Amelogenesis imperfecta (AI) is caused by AMEL, ENAM, MMP20 and KLK4 gene mutations. Mice lacking expression of the AmelX, Enam and Mmp20 genes have been generated. These mouse models provide tools for understanding enamel formation and AI pathogenesis. This study describes the AI phenotypes and relates them to their mouse model counterparts. Human AI phenotypes were determined in a clinical population of AI families and published cases. Human and murine teeth were evaluated using light and electron microscopy. A total of 463 individuals from 54 families were evaluated and mutations in the AMEL, ENAM and KLK4 genes were identified. The majority of human mutations for genes coding enamel nonproteinase proteins (AMEL and ENAM) resulted in variable hypoplasia ranging from local pitting to a marked, generalized enamel thinning. Specific AMEL mutations were associated with abnormal mineralization and maturation defects. Amel and Enam null murine models displayed marked enamel hypoplasia and a complete loss of prism structure.
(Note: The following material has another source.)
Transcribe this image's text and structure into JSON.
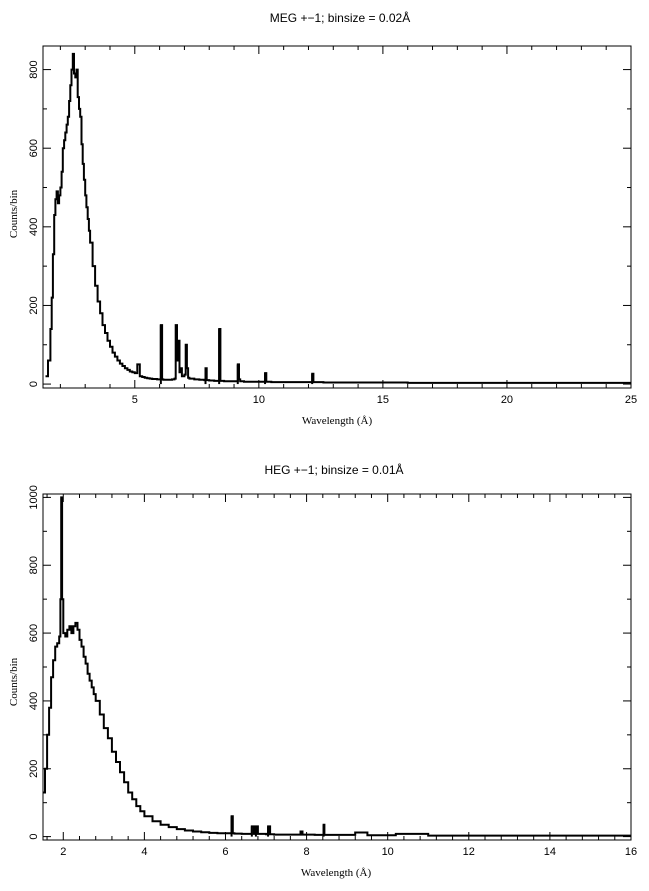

Human mutations in genes coding for the enamel proteinases (MMP20 and KLK4) cause variable degrees of hypomineralization. The murine Mmp20 null mouse exhibits both hypoplastic and hypomineralized defects. The currently available Amel and Enam mouse models for AI exhibit enamel phenotypes (hypoplastic) that are generally similar to those seen in humans. Mmp20 null mice have a greater degree of hypoplasia than humans with MMP20 mutations. Mice lacking expression of the currently known genes associated with the human AI conditions provide useful models for understanding the pathogenesis of these conditions.

Fig. 1.

Highly diverse clinical appearances of the human dentition result from AMELX g.4046delC (a, female dentition), ENAM g.8344delG (d) and KLK4 g.2142G>A mutations (g). The dentin (D) appears normal, while the enamel (E) affected by these different mutations shows varying degrees of opacity and hypoplasia as seen with light microscopy (b, AMELX;e, ENAM;h, KLK4). These different mutations also have markedly different effects that frequently disrupt the normal prismatic structure in the AMELX (c) and ENAM (f) enamel but not in the KLK4 AI enamel (i) as seen with scanning electron microscopy.

Fig. 2.

Wild-type mice (WT) typically have smooth enamel with a yellowish-brown coloration. Mice null for Amelx and Enam show a roughened surface, abnormal wear on the incisal edge and a white opaque appearance.

Fig. 3.

Scanning electron microscopy reveals the typical prismatic enamel (E) architecture in the wild-type mouse (a) and the complete loss of prisms in both the Amelx null (b) and Enam null (c) mice. Similar to humans, the dentin (D) appears structurally normal.